But you haven’t seen these storylines in the TV listings, and you haven’t seen them on the box. Yet somewhere over a thousand students of Medway secondary schools have been engrossed in these stories as they watched them not on televisions but on computer screens. And then they had to offer some advice to one of the three troubled characters. 

One girl asked me if the stories were true, because they seemed so real. Other students have said that it is as if the stories were written about them personally. 

Perhaps the themes of the three stories – forgiveness, fear, and rejection – are particularly relevant to teenagers. But it hasn’t just been the students who have been caught up in the stories and the issues. Several of their teachers have taken part, too, and become just as engrossed as those they teach. 

It’s all part of a project called GSUS Live, which – in the form of a high-tech multimedia RE lesson – helps teenagers think about what Jesus and the Christian faith has to offer in these areas of life. RE certainly wasn’t like this when I was at secondary school, back in the Middle Ages. Not for us what these kids are getting with GSUS Live – 3D video, film clips, Internet, and contemporary music. We lived in a shoebox! 

Using these media, local Christians are trying to show that Jesus is as relevant to Millennium Three as he always has been. The issues of forgiveness, fear, and rejection are universal. 

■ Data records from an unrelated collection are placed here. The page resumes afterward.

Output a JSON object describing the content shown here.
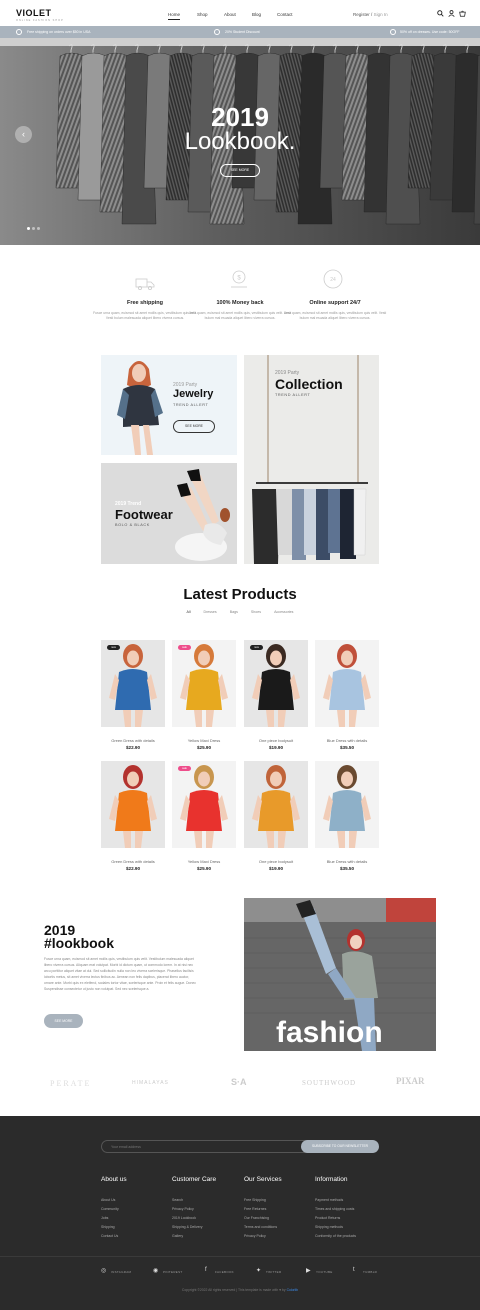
{
  "header": {
    "logo": "VIOLET",
    "logo_sub": "ONLINE FASHION SHOP",
    "nav": [
      "Home",
      "Shop",
      "About",
      "Blog",
      "Contact"
    ],
    "register": "Register",
    "separator": "/",
    "signin": "Sign In",
    "icons": [
      "search-icon",
      "user-icon",
      "cart-icon"
    ]
  },
  "promo_bar": {
    "left": "Free shipping on orders over $50 in USA",
    "center": "20% Student Discount",
    "right": "50% off on dresses. Use code: 50OFF"
  },
  "hero": {
    "year": "2019",
    "title": "Lookbook.",
    "button": "SEE MORE"
  },
  "features": [
    {
      "title": "Free shipping",
      "icon": "truck-icon",
      "desc": "Fusce urna quam, euismod sit amet mollis quis, vestibulum quis velit. Vesti bulum malesuada aliquet libero viverra cursus."
    },
    {
      "title": "100% Money back",
      "icon": "money-back-icon",
      "desc": "Urna quam, euismod sit amet mollis quis, vestibulum quis velit. Vesti bulum mal esuada aliquet libero viverra cursus."
    },
    {
      "title": "Online support 24/7",
      "icon": "support-icon",
      "desc": "Urna quam, euismod sit amet mollis quis, vestibulum quis velit. Vesti bulum mal esuada aliquet libero viverra cursus."
    }
  ],
  "promos": {
    "jewelry": {
      "kicker": "2019 Party",
      "title": "Jewelry",
      "sub": "TREND ALLERT",
      "button": "SEE MORE"
    },
    "collection": {
      "kicker": "2019 Party",
      "title": "Collection",
      "sub": "TREND ALLERT"
    },
    "footwear": {
      "kicker": "2019 Trend",
      "title": "Footwear",
      "sub": "BOLO & BLACK"
    }
  },
  "products_section": {
    "title": "Latest Products",
    "filters": [
      "All",
      "Dresses",
      "Bags",
      "Shoes",
      "Accessories"
    ],
    "items": [
      {
        "name": "Green Dress with details",
        "price": "$22.90",
        "badge": "new",
        "badge_color": "#222222"
      },
      {
        "name": "Yellow Maxi Dress",
        "price": "$25.90",
        "badge": "sale",
        "badge_color": "#ee4d8b"
      },
      {
        "name": "One piece bodysuit",
        "price": "$19.90",
        "badge": "new",
        "badge_color": "#222222"
      },
      {
        "name": "Blue Dress with details",
        "price": "$35.50",
        "badge": "",
        "badge_color": ""
      },
      {
        "name": "Green Dress with details",
        "price": "$22.90",
        "badge": "",
        "badge_color": ""
      },
      {
        "name": "Yellow Maxi Dress",
        "price": "$25.90",
        "badge": "sale",
        "badge_color": "#ee4d8b"
      },
      {
        "name": "One piece bodysuit",
        "price": "$19.90",
        "badge": "",
        "badge_color": ""
      },
      {
        "name": "Blue Dress with details",
        "price": "$35.50",
        "badge": "",
        "badge_color": ""
      }
    ]
  },
  "lookbook": {
    "year": "2019",
    "title": "#lookbook",
    "body": "Fusce urna quam, euismod sit amet mollis quis, vestibulum quis velit. Vestibulum malesuada aliquet libero viverra cursus. Aliquam erat volutpat. Morbi id dictum quam, ut commodo lorem. In at nisi nec arcu porttitor aliquet vitae at dui. Sed sollicitudin nulla non leo viverra scelerisque. Phasellus facilisis lobortis metus, sit amet viverra lectus finibus ac. Aenean non felis dapibus, placerat libero auctor, ornare ante. Morbi quis ex eleifend, sodales tortor vitae, scelerisque ante. Proin et felis augue. Donec Suspendisse consectetur ut justo non volutpat. Sed nec scelerisque a.",
    "button": "SEE MORE",
    "overlay": "fashion"
  },
  "brands": [
    "PERATE",
    "HIMALAYAS",
    "S·A",
    "SOUTHWOOD",
    "PIXAR"
  ],
  "footer": {
    "email_placeholder": "Your email address",
    "subscribe": "SUBSCRIBE TO OUR NEWSLETTER",
    "columns": [
      {
        "title": "About us",
        "links": [
          "About Us",
          "Community",
          "Jobs",
          "Shipping",
          "Contact Us"
        ]
      },
      {
        "title": "Customer Care",
        "links": [
          "Search",
          "Privacy Policy",
          "2019 Lookbook",
          "Shipping & Delivery",
          "Gallery"
        ]
      },
      {
        "title": "Our Services",
        "links": [
          "Free Shipping",
          "Free Returnes",
          "Our Franchising",
          "Terms and conditions",
          "Privacy Policy"
        ]
      },
      {
        "title": "Information",
        "links": [
          "Payment methods",
          "Times and shipping costs",
          "Product Returns",
          "Shipping methods",
          "Conformity of the products"
        ]
      }
    ],
    "social": [
      "INSTAGRAM",
      "PINTEREST",
      "FACEBOOK",
      "TWITTER",
      "YOUTUBE",
      "TUMBLR"
    ],
    "copyright": "Copyright ©2022 All rights reserved | This template is made with ♥ by ",
    "copyright_link": "Colorlib"
  },
  "colors": {
    "promo_bar": "#a9b3bd",
    "footer": "#2b2b2b",
    "sale_badge": "#ee4d8b",
    "accent": "#3d8be8"
  }
}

When we face such problems, I believe we need two things. Firstly, we need a God’s-eye perspective, not our own. But secondly, we don’t need a helper who is remote: if you’re anything like me, then when you face a crisis, you don’t just need the clever answers, you need someone who has lived through similar pain. 

For Christians, these two needs are combined in one person, Jesus himself, who was both divine and human. As God, he can speak to us because he knows how he designed life to be. As a human being, he can speak to us because he has drunk the cup of suffering to its dregs. Dying on the cross, he needed to forgive, to confront his fears, and cope with rejection. 

No wonder Dietrich Bonhoeffer, the Christian martyr who died at the hands of the Nazis, wrote: ‘If Jesus is not true God, how could he help us? If he is not true man, how could he help us?’ 

It is he who enables us to forgive, overcome fear, and replace rejection with divine acceptance – this GSUS.